ECG: Avaliação Cardíaca e Risco de Morte Súbita

São Leopoldo Mandic - Faculdade de Medicina (SP) — Prova 2023

Enunciado

O ECG é um exame simples, barato e não invasivo

Alternativas

  1. A) Mas não permite uma ideia da condição cardíaca do indivíduo e pode eventualmente identificar situações de risco de morte súbita.
  2. B) Permite uma ideia da condição cardíaca do indivíduo, mas se mostra incapaz de identificar situações de risco de morte súbita.
  3. C) Permite uma ideia da condição cardíaca do indivíduo e pode eventualmente identificar situações de risco de morte súbita.
  4. D) Permite uma ideia da condição cardíaca do indivíduo e sempre identifica todas as situações de risco de morte súbita.

Pérola Clínica

ECG: exame simples, avalia condição cardíaca e pode identificar risco de morte súbita.

Resumo-Chave

O eletrocardiograma (ECG) é uma ferramenta diagnóstica fundamental na cardiologia, sendo acessível e não invasiva. Ele fornece informações valiosas sobre o ritmo cardíaco, a condução elétrica, a presença de isquemia, infarto, hipertrofias e pode sinalizar condições genéticas ou adquiridas que aumentam o risco de arritmias malignas e morte súbita, como a síndrome do QT longo ou a síndrome de Brugada.

Contexto Educacional

O eletrocardiograma (ECG) é um dos exames complementares mais antigos, simples, baratos e não invasivos na medicina, sendo uma ferramenta diagnóstica indispensável na prática clínica diária. Ele registra a atividade elétrica do coração, fornecendo um panorama rápido e eficaz da função cardíaca. Sua importância transcende a cardiologia, sendo amplamente utilizado em emergências, pré-operatórios e na avaliação de diversas condições clínicas que podem afetar o sistema cardiovascular. O ECG permite uma avaliação inicial da condição cardíaca do indivíduo, revelando informações cruciais sobre o ritmo (bradicardias, taquicardias, fibrilação atrial), a condução (bloqueios atrioventriculares, bloqueios de ramo), a presença de isquemia ou infarto do miocárdio (alterações de ST-T, ondas Q patológicas), e sinais de sobrecarga ou hipertrofia das câmaras cardíacas. Além disso, pode indicar distúrbios eletrolíticos e efeitos de medicamentos. Um dos aspectos mais críticos do ECG é sua capacidade de identificar, eventualmente, situações de risco de morte súbita. Síndromes arritmogênicas hereditárias, como a síndrome do QT longo, a síndrome de Brugada e a taquicardia ventricular polimórfica catecolaminérgica, apresentam padrões eletrocardiográficos característicos que, se reconhecidos precocemente, permitem a implementação de medidas preventivas. Para residentes, dominar a interpretação do ECG é uma habilidade fundamental que impacta diretamente a segurança do paciente e a tomada de decisões clínicas, sendo um tema central em todas as especialidades médicas.

Perguntas Frequentes

Quais informações o ECG pode fornecer sobre a condição cardíaca?

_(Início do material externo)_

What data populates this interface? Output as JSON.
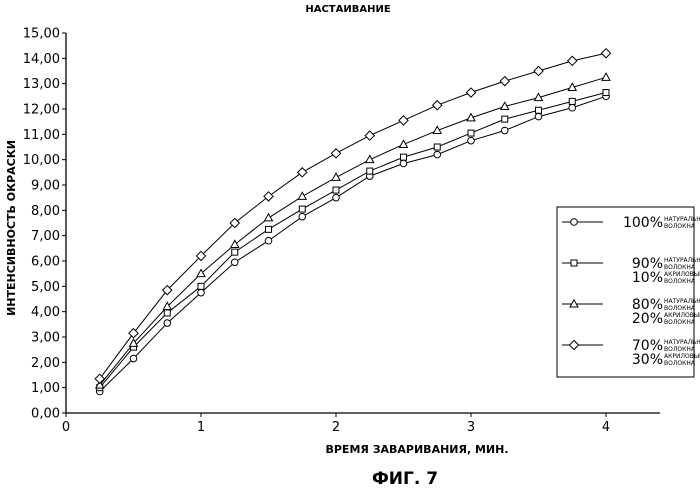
{
  "chart_data": {
    "type": "line",
    "title": "НАСТАИВАНИЕ",
    "xlabel": "ВРЕМЯ ЗАВАРИВАНИЯ, МИН.",
    "ylabel": "ИНТЕНСИВНОСТЬ ОКРАСКИ",
    "figure_label": "ФИГ. 7",
    "xlim": [
      0,
      4.4
    ],
    "ylim": [
      0,
      15
    ],
    "x_ticks": [
      "0",
      "1",
      "2",
      "3",
      "4"
    ],
    "y_ticks": [
      "0,00",
      "1,00",
      "2,00",
      "3,00",
      "4,00",
      "5,00",
      "6,00",
      "7,00",
      "8,00",
      "9,00",
      "10,00",
      "11,00",
      "12,00",
      "13,00",
      "14,00",
      "15,00"
    ],
    "x": [
      0.25,
      0.5,
      0.75,
      1.0,
      1.25,
      1.5,
      1.75,
      2.0,
      2.25,
      2.5,
      2.75,
      3.0,
      3.25,
      3.5,
      3.75,
      4.0
    ],
    "series": [
      {
        "marker": "circle",
        "values": [
          0.85,
          2.15,
          3.55,
          4.75,
          5.95,
          6.8,
          7.75,
          8.5,
          9.35,
          9.85,
          10.2,
          10.75,
          11.15,
          11.7,
          12.05,
          12.5
        ],
        "legend": {
          "pct": "100%",
          "lines": [
            "НАТУРАЛЬНЫЕ",
            "ВОЛОКНА"
          ]
        }
      },
      {
        "marker": "square",
        "values": [
          1.0,
          2.6,
          3.95,
          5.0,
          6.35,
          7.25,
          8.05,
          8.8,
          9.55,
          10.1,
          10.5,
          11.05,
          11.6,
          11.95,
          12.3,
          12.65
        ],
        "legend": {
          "pct": "90%",
          "lines": [
            "НАТУРАЛЬНЫЕ",
            "ВОЛОКНА"
          ],
          "pct2": "10%",
          "lines2": [
            "АКРИЛОВЫЕ",
            "ВОЛОКНА"
          ]
        }
      },
      {
        "marker": "triangle",
        "values": [
          1.1,
          2.75,
          4.2,
          5.5,
          6.65,
          7.7,
          8.55,
          9.3,
          10.0,
          10.6,
          11.15,
          11.65,
          12.1,
          12.45,
          12.85,
          13.25
        ],
        "legend": {
          "pct": "80%",
          "lines": [
            "НАТУРАЛЬНЫЕ",
            "ВОЛОКНА"
          ],
          "pct2": "20%",
          "lines2": [
            "АКРИЛОВЫЕ",
            "ВОЛОКНА"
          ]
        }
      },
      {
        "marker": "diamond",
        "values": [
          1.35,
          3.15,
          4.85,
          6.2,
          7.5,
          8.55,
          9.5,
          10.25,
          10.95,
          11.55,
          12.15,
          12.65,
          13.1,
          13.5,
          13.9,
          14.2
        ],
        "legend": {
          "pct": "70%",
          "lines": [
            "НАТУРАЛЬНЫЕ",
            "ВОЛОКНА"
          ],
          "pct2": "30%",
          "lines2": [
            "АКРИЛОВЫЕ",
            "ВОЛОКНА"
          ]
        }
      }
    ],
    "grid": false,
    "legend_position": "right"
  }
}
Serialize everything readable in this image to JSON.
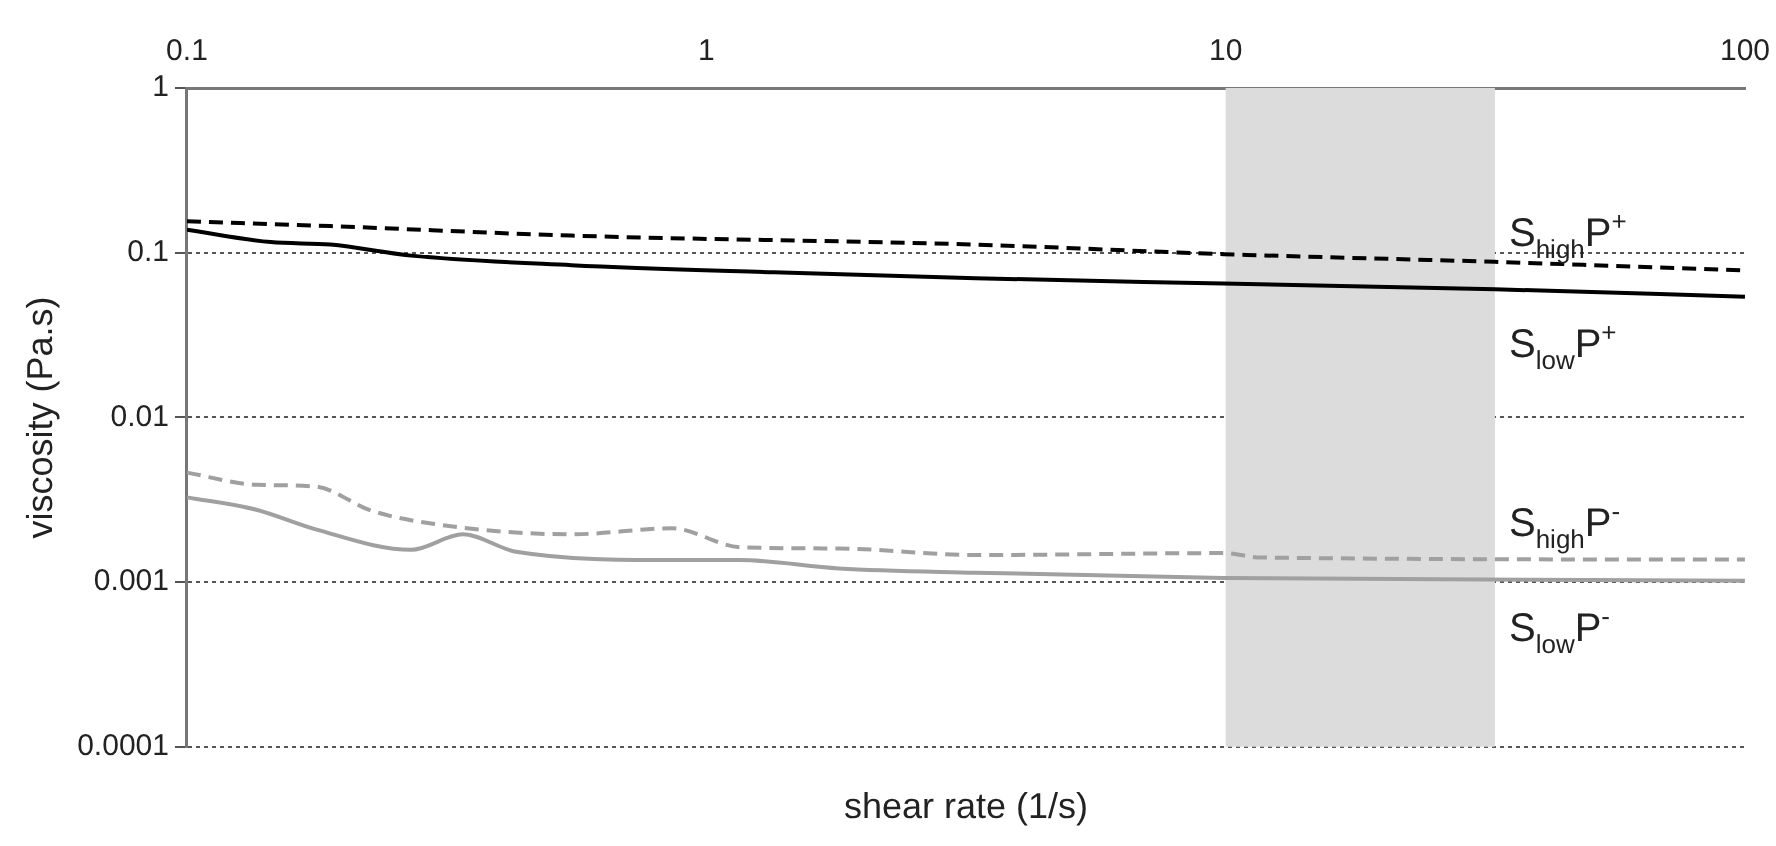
{
  "chart_data": {
    "type": "line",
    "xlabel": "shear rate (1/s)",
    "ylabel": "viscosity (Pa.s)",
    "log": "xy",
    "grid": "y",
    "legend": false,
    "marker": "none",
    "xlim": [
      0.1,
      100
    ],
    "xticks": [
      0.1,
      1,
      10,
      100
    ],
    "ylim": [
      0.0001,
      1
    ],
    "yticks": [
      0.0001,
      0.001,
      0.01,
      0.1,
      1
    ],
    "bands": [
      {
        "axis": "x",
        "from": 10,
        "to": 33,
        "color": "#dcdcdc"
      }
    ],
    "series": [
      {
        "name": "S$_{low}$P$^{+}$",
        "color": "#000000",
        "line_style": "solid",
        "x": [
          0.1,
          0.145,
          0.189,
          0.27,
          0.55,
          1.35,
          3.3,
          9.9,
          33,
          100
        ],
        "values": [
          0.138,
          0.116,
          0.112,
          0.096,
          0.084,
          0.076,
          0.07,
          0.065,
          0.06,
          0.054
        ]
      },
      {
        "name": "S$_{high}$P$^{+}$",
        "color": "#000000",
        "line_style": "dashed",
        "x": [
          0.1,
          0.189,
          0.55,
          3.3,
          9.9,
          33,
          100
        ],
        "values": [
          0.155,
          0.145,
          0.127,
          0.112,
          0.098,
          0.088,
          0.078
        ]
      },
      {
        "name": "S$_{low}$P$^{-}$",
        "color": "#a0a0a0",
        "line_style": "solid",
        "x": [
          0.1,
          0.136,
          0.177,
          0.27,
          0.34,
          0.43,
          0.86,
          1.16,
          1.8,
          3.3,
          9.9,
          100
        ],
        "values": [
          0.00327,
          0.00275,
          0.00209,
          0.00157,
          0.00195,
          0.00153,
          0.00136,
          0.00136,
          0.00121,
          0.00114,
          0.00106,
          0.00102
        ]
      },
      {
        "name": "S$_{high}$P$^{-}$",
        "color": "#a0a0a0",
        "line_style": "dashed",
        "x": [
          0.1,
          0.136,
          0.177,
          0.226,
          0.3,
          0.55,
          0.86,
          1.16,
          1.8,
          3.3,
          9.9,
          11.7,
          100
        ],
        "values": [
          0.00462,
          0.0039,
          0.0038,
          0.00272,
          0.00225,
          0.00195,
          0.00212,
          0.00163,
          0.0016,
          0.00146,
          0.0015,
          0.00141,
          0.00137
        ]
      }
    ]
  }
}
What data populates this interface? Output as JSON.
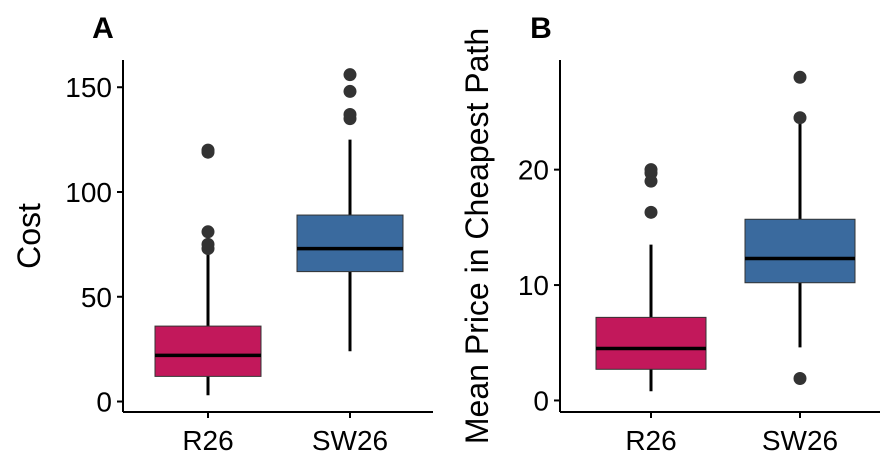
{
  "chart_data": [
    {
      "type": "box",
      "panel_label": "A",
      "title": "",
      "xlabel": "",
      "ylabel": "Cost",
      "ylim": [
        -5,
        163
      ],
      "yticks": [
        0,
        50,
        100,
        150
      ],
      "ytick_labels": [
        "0",
        "50",
        "100",
        "150"
      ],
      "categories": [
        "R26",
        "SW26"
      ],
      "colors": [
        "#C2185B",
        "#3A6A9E"
      ],
      "boxes": [
        {
          "category": "R26",
          "whisker_low": 3,
          "q1": 12,
          "median": 22,
          "q3": 36,
          "whisker_high": 72,
          "outliers": [
            73,
            75,
            81,
            119,
            120
          ]
        },
        {
          "category": "SW26",
          "whisker_low": 24,
          "q1": 62,
          "median": 73,
          "q3": 89,
          "whisker_high": 125,
          "outliers": [
            135,
            137,
            148,
            156
          ]
        }
      ],
      "grid": false,
      "legend": "none"
    },
    {
      "type": "box",
      "panel_label": "B",
      "title": "",
      "xlabel": "",
      "ylabel": "Mean Price in Cheapest Path",
      "ylim": [
        -1,
        29.5
      ],
      "yticks": [
        0,
        10,
        20
      ],
      "ytick_labels": [
        "0",
        "10",
        "20"
      ],
      "categories": [
        "R26",
        "SW26"
      ],
      "colors": [
        "#C2185B",
        "#3A6A9E"
      ],
      "boxes": [
        {
          "category": "R26",
          "whisker_low": 0.8,
          "q1": 2.7,
          "median": 4.5,
          "q3": 7.2,
          "whisker_high": 13.5,
          "outliers": [
            16.3,
            19,
            19.7,
            20
          ]
        },
        {
          "category": "SW26",
          "whisker_low": 4.6,
          "q1": 10.2,
          "median": 12.3,
          "q3": 15.7,
          "whisker_high": 24,
          "outliers": [
            1.9,
            24.5,
            28
          ]
        }
      ],
      "grid": false,
      "legend": "none"
    }
  ]
}
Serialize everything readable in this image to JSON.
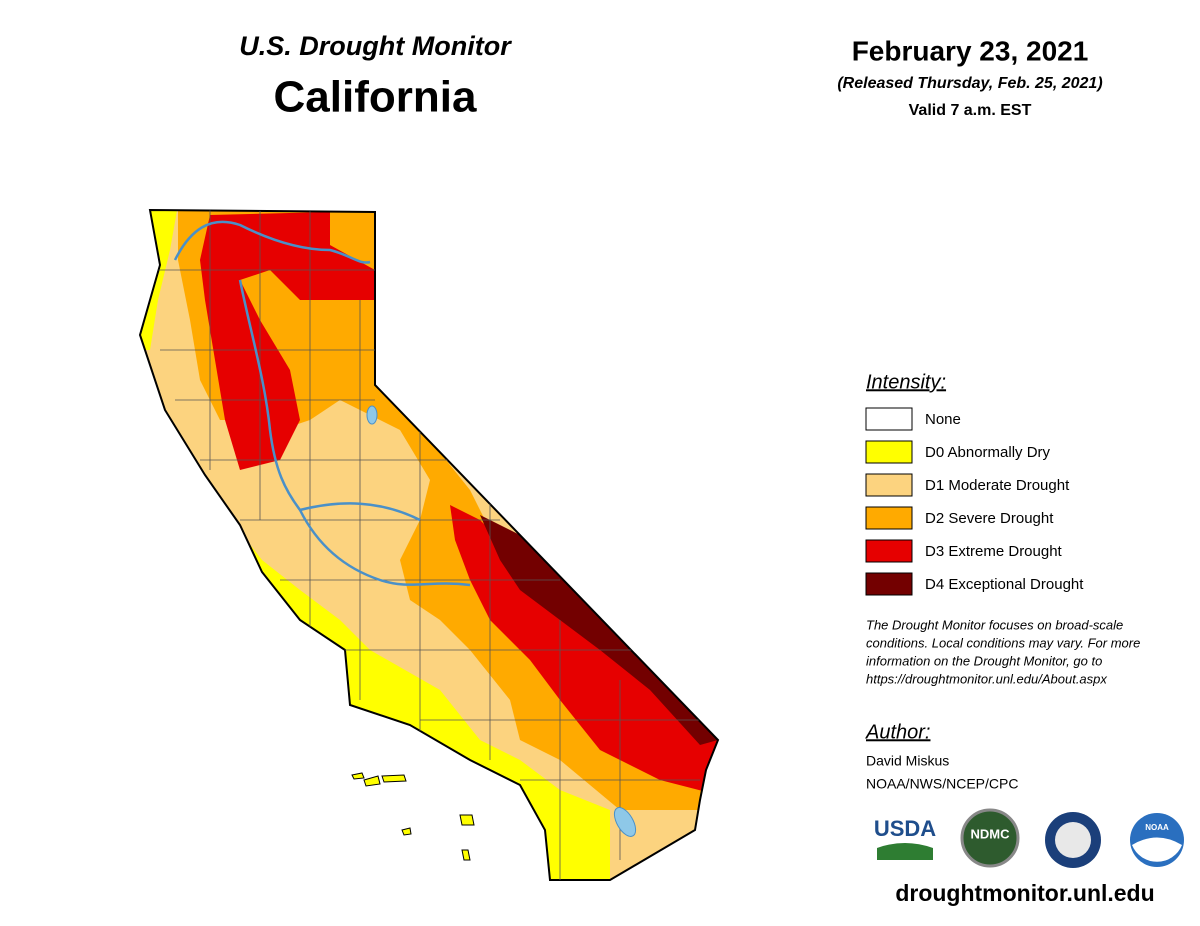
{
  "header": {
    "title": "U.S. Drought Monitor",
    "region": "California"
  },
  "date": {
    "date": "February 23, 2021",
    "released": "(Released Thursday, Feb. 25, 2021)",
    "valid": "Valid 7 a.m. EST"
  },
  "legend": {
    "title": "Intensity:",
    "items": [
      {
        "label": "None",
        "color": "#ffffff"
      },
      {
        "label": "D0 Abnormally Dry",
        "color": "#ffff00"
      },
      {
        "label": "D1 Moderate Drought",
        "color": "#fcd37f"
      },
      {
        "label": "D2 Severe Drought",
        "color": "#ffaa00"
      },
      {
        "label": "D3 Extreme Drought",
        "color": "#e60000"
      },
      {
        "label": "D4 Exceptional Drought",
        "color": "#730000"
      }
    ]
  },
  "note": [
    "The Drought Monitor focuses on broad-scale",
    "conditions. Local conditions may vary. For more",
    "information on the Drought Monitor, go to",
    "https://droughtmonitor.unl.edu/About.aspx"
  ],
  "author": {
    "title": "Author:",
    "name": "David Miskus",
    "org": "NOAA/NWS/NCEP/CPC"
  },
  "logos": [
    "USDA",
    "NDMC",
    "NOAA"
  ],
  "footer": "droughtmonitor.unl.edu"
}
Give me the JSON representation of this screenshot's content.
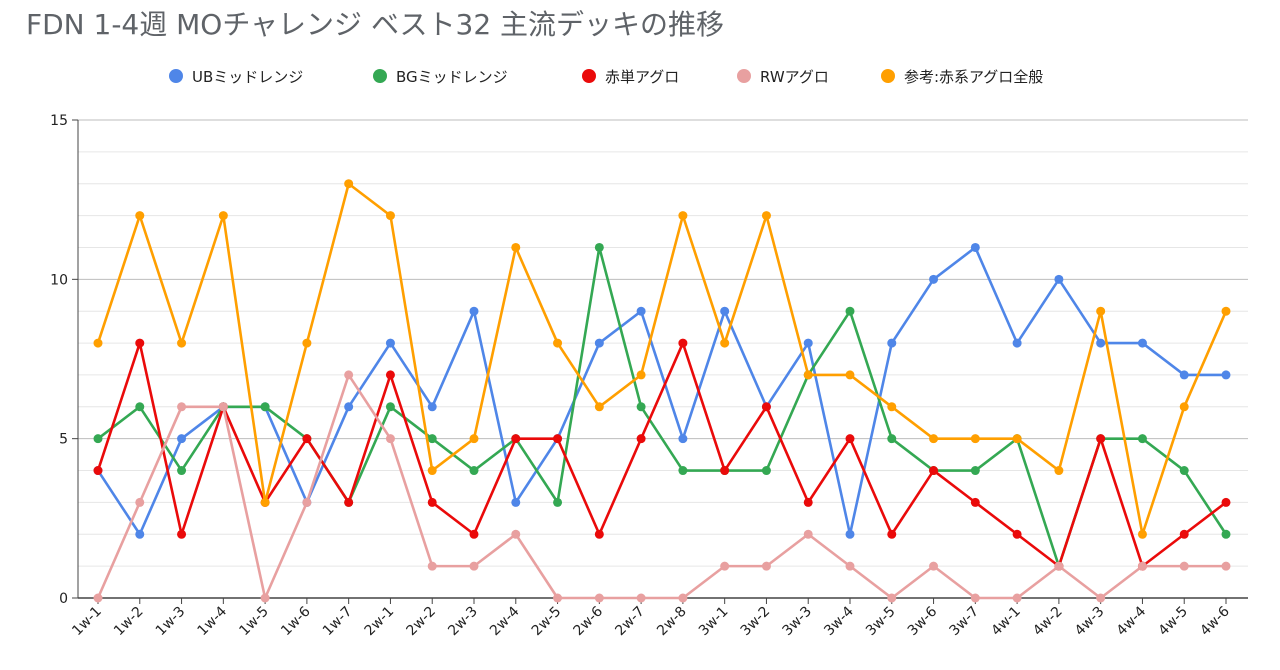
{
  "chart_data": {
    "type": "line",
    "title": "FDN 1-4週 MOチャレンジ ベスト32 主流デッキの推移",
    "xlabel": "",
    "ylabel": "",
    "ylim": [
      0,
      15
    ],
    "yticks": [
      0,
      5,
      10,
      15
    ],
    "grid": true,
    "legend_position": "top",
    "categories": [
      "1w-1",
      "1w-2",
      "1w-3",
      "1w-4",
      "1w-5",
      "1w-6",
      "1w-7",
      "2w-1",
      "2w-2",
      "2w-3",
      "2w-4",
      "2w-5",
      "2w-6",
      "2w-7",
      "2w-8",
      "3w-1",
      "3w-2",
      "3w-3",
      "3w-4",
      "3w-5",
      "3w-6",
      "3w-7",
      "4w-1",
      "4w-2",
      "4w-3",
      "4w-4",
      "4w-5",
      "4w-6"
    ],
    "series": [
      {
        "name": "UBミッドレンジ",
        "color": "#4f86e8",
        "values": [
          4,
          2,
          5,
          6,
          6,
          3,
          6,
          8,
          6,
          9,
          3,
          5,
          8,
          9,
          5,
          9,
          6,
          8,
          2,
          8,
          10,
          11,
          8,
          10,
          8,
          8,
          7,
          7
        ]
      },
      {
        "name": "BGミッドレンジ",
        "color": "#34a853",
        "values": [
          5,
          6,
          4,
          6,
          6,
          5,
          3,
          6,
          5,
          4,
          5,
          3,
          11,
          6,
          4,
          4,
          4,
          7,
          9,
          5,
          4,
          4,
          5,
          1,
          5,
          5,
          4,
          2
        ]
      },
      {
        "name": "赤単アグロ",
        "color": "#ea0a0a",
        "values": [
          4,
          8,
          2,
          6,
          3,
          5,
          3,
          7,
          3,
          2,
          5,
          5,
          2,
          5,
          8,
          4,
          6,
          3,
          5,
          2,
          4,
          3,
          2,
          1,
          5,
          1,
          2,
          3
        ]
      },
      {
        "name": "RWアグロ",
        "color": "#e8a0a0",
        "values": [
          0,
          3,
          6,
          6,
          0,
          3,
          7,
          5,
          1,
          1,
          2,
          0,
          0,
          0,
          0,
          1,
          1,
          2,
          1,
          0,
          1,
          0,
          0,
          1,
          0,
          1,
          1,
          1
        ]
      },
      {
        "name": "参考:赤系アグロ全般",
        "color": "#ff9f00",
        "values": [
          8,
          12,
          8,
          12,
          3,
          8,
          13,
          12,
          4,
          5,
          11,
          8,
          6,
          7,
          12,
          8,
          12,
          7,
          7,
          6,
          5,
          5,
          5,
          4,
          9,
          2,
          6,
          9
        ]
      }
    ]
  }
}
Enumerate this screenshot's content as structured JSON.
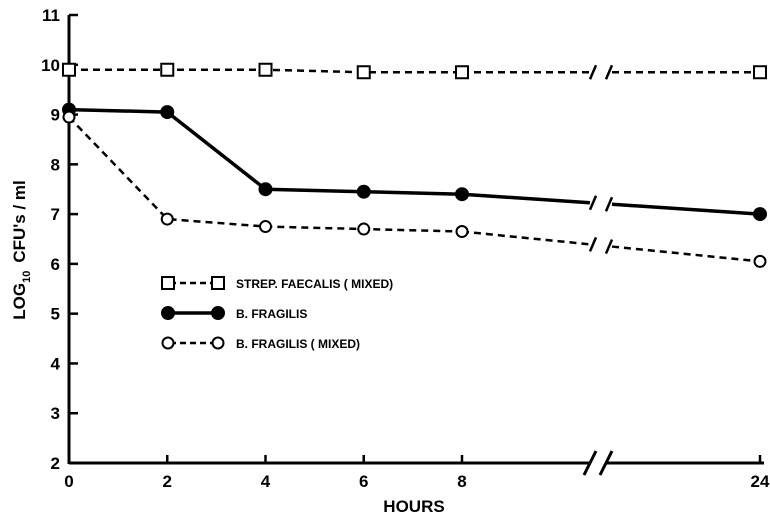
{
  "chart_data": {
    "type": "line",
    "title": "",
    "xlabel": "HOURS",
    "ylabel": {
      "base": "LOG",
      "sub": "10",
      "rest": "CFU's / ml"
    },
    "ylim": [
      2,
      11
    ],
    "y_ticks": [
      2,
      3,
      4,
      5,
      6,
      7,
      8,
      9,
      10,
      11
    ],
    "x_ticks": [
      0,
      2,
      4,
      6,
      8,
      24
    ],
    "x_break": "between 8 and 24",
    "grid": false,
    "legend_position": "left, middle",
    "series": [
      {
        "name": "STREP. FAECALIS ( MIXED)",
        "style": "dashed",
        "marker": "open-square",
        "x": [
          0,
          2,
          4,
          6,
          8,
          24
        ],
        "values": [
          9.9,
          9.9,
          9.9,
          9.85,
          9.85,
          9.85
        ]
      },
      {
        "name": "B. FRAGILIS",
        "style": "solid",
        "marker": "filled-circle",
        "x": [
          0,
          2,
          4,
          6,
          8,
          24
        ],
        "values": [
          9.1,
          9.05,
          7.5,
          7.45,
          7.4,
          7.0
        ]
      },
      {
        "name": "B. FRAGILIS ( MIXED)",
        "style": "dashed",
        "marker": "open-circle",
        "x": [
          0,
          2,
          4,
          6,
          8,
          24
        ],
        "values": [
          8.95,
          6.9,
          6.75,
          6.7,
          6.65,
          6.05
        ]
      }
    ]
  }
}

O ECG pode fornecer informações sobre o ritmo cardíaco (sinusal, arritmias), a frequência cardíaca, a condução elétrica (bloqueios), a presença de isquemia ou infarto do miocárdio, hipertrofias das câmaras cardíacas e distúrbios eletrolíticos.

O ECG pode identificar situações de risco de morte súbita?

Sim, o ECG pode identificar diversas situações que aumentam o risco de morte súbita, como síndromes de QT longo e curto, síndrome de Brugada, taquicardia ventricular polimórfica catecolaminérgica, pré-excitação (síndrome de Wolff-Parkinson-White) e algumas cardiomiopatias arritmogênicas.

Quais as limitações do ECG no diagnóstico de doenças cardíacas?

Apesar de sua utilidade, o ECG é um exame de um momento e pode não detectar condições intermitentes ou alterações sutis. Não avalia a função cardíaca (ejeção) ou a anatomia estrutural em detalhe, necessitando de ecocardiograma ou outros exames para essas avaliações.